Raised voices attracted his attention, and he realised there were Carol singers at his door. He listened to the words as they sang Joy to the World.
Tears rolled down his cheeks. Tracey came across and squeezed his shoulder.
“It’s not fair,” he said. “Why us? Why our Becky?”
“I don’t know. It’s just the way it is I guess.”
“No God can exist that would let this happen. She’s just a baby.”
The carollers stopped singing and there was a knock on the door. Tracey walked across the room and opened the door to give them some money.

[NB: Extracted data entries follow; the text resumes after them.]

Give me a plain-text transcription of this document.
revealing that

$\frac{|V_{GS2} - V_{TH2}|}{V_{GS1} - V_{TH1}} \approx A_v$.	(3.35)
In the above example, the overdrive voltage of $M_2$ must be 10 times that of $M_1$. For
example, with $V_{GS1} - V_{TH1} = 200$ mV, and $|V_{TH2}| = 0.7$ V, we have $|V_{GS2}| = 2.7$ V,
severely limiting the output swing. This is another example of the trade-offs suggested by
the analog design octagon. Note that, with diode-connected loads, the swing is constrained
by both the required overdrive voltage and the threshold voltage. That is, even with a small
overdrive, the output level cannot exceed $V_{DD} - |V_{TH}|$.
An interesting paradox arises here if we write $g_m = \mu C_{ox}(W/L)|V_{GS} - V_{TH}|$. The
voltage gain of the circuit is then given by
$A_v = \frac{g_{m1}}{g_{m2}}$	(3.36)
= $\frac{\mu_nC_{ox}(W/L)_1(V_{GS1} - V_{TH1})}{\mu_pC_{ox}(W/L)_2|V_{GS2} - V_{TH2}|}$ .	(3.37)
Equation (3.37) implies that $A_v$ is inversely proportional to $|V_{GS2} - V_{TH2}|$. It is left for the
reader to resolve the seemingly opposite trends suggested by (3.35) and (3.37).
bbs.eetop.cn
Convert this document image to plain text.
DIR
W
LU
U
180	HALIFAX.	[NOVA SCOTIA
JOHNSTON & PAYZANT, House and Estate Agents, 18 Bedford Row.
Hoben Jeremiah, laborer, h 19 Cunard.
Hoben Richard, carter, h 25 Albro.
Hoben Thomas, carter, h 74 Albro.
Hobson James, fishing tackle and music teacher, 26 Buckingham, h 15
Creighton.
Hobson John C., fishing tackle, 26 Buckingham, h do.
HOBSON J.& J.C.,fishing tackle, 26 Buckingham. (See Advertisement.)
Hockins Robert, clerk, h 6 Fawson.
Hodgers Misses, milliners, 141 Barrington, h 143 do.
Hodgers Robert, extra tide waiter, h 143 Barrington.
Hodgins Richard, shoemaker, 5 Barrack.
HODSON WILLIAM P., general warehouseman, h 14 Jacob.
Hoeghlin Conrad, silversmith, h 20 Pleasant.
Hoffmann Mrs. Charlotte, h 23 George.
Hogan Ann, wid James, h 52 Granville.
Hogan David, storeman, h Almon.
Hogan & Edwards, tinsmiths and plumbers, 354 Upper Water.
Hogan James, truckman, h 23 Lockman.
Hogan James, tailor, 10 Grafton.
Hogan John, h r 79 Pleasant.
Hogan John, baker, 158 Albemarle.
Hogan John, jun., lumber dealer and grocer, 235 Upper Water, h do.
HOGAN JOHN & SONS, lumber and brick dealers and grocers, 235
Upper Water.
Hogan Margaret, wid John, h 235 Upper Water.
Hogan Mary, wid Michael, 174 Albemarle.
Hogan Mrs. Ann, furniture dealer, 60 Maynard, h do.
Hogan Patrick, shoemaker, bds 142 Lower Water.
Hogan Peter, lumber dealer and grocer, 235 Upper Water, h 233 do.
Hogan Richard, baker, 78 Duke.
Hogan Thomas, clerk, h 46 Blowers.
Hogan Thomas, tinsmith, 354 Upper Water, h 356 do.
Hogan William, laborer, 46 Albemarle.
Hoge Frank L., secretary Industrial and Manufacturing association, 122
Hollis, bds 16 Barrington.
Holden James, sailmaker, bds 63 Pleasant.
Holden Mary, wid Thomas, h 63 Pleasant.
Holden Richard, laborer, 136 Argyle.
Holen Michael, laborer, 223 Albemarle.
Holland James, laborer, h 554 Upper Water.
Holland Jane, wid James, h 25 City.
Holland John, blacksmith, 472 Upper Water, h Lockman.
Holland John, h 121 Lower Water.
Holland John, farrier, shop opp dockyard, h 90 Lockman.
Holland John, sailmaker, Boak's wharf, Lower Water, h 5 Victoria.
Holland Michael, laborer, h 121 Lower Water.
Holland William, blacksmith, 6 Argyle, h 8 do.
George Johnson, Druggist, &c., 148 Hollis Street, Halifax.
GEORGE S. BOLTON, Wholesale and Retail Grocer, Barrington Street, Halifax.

Jim contemplated the lyrics he had just heard:
No more let sins and sorrows grow,
Nor thorns infest the ground;
He comes to make His blessings flow
Far as the curse is found,
Far as the curse is found,
Far as, far as, the curse is found.
Well they were certainly cursed. How many more people was he going to have to kill in order to try to save his daughter?
Tracey was watching the television when the call came. She immediately rang a taxi and then rushed into Becky’s room. “They’ve found a match,” she said, choking back the tears.
Becky stared open mouthed. After a moment, she said, “Where’s Dad?”
“It’s Christmas Eve, so he’s at work. I’ll ring him now and he can meet us at the hospital.” She proceeded to ring Jim’s mobile number, but it rang through to the answering service. She guessed he was busy playing Santa, so she left a message.
By the time they reached the hospital, she still hadn’t managed to contact Jim.
“I want him here,” Becky said.
“So do I. But don’t you worry. He’ll be here by the time you come out of the operating theatre.”
She watched them wheel her daughter away, and then proceeded to the waiting room. She sat and stared at the door, then tried ringing Jim again. Still no answer. Magazines decorated a table top, so she picked one up and thumbed through it, but she couldn’t recall anything she read, so she put it back down. Her heart was racing and her fingers tingled. She couldn’t think about anything other than her daughter.
Movement caught her eye, and she noticed a nurse and a police officer walking towards her. “Mrs Bloor?” the nurse asked.
Tracey frowned and nodded. “This was delivered to reception for you.” She handed across an envelope.
At the same time, the police officer started to speak: “Mrs Bloor, I have some distressing news.”
Confused, Tracey tore open the envelope and pulled out a sheet of paper. As she read, tears filled her eyes, the police officers words fading into the background:
My darling Tracey. You’ve got to believe me when I say that everything I did, I did for Becky. I love her with all my heart.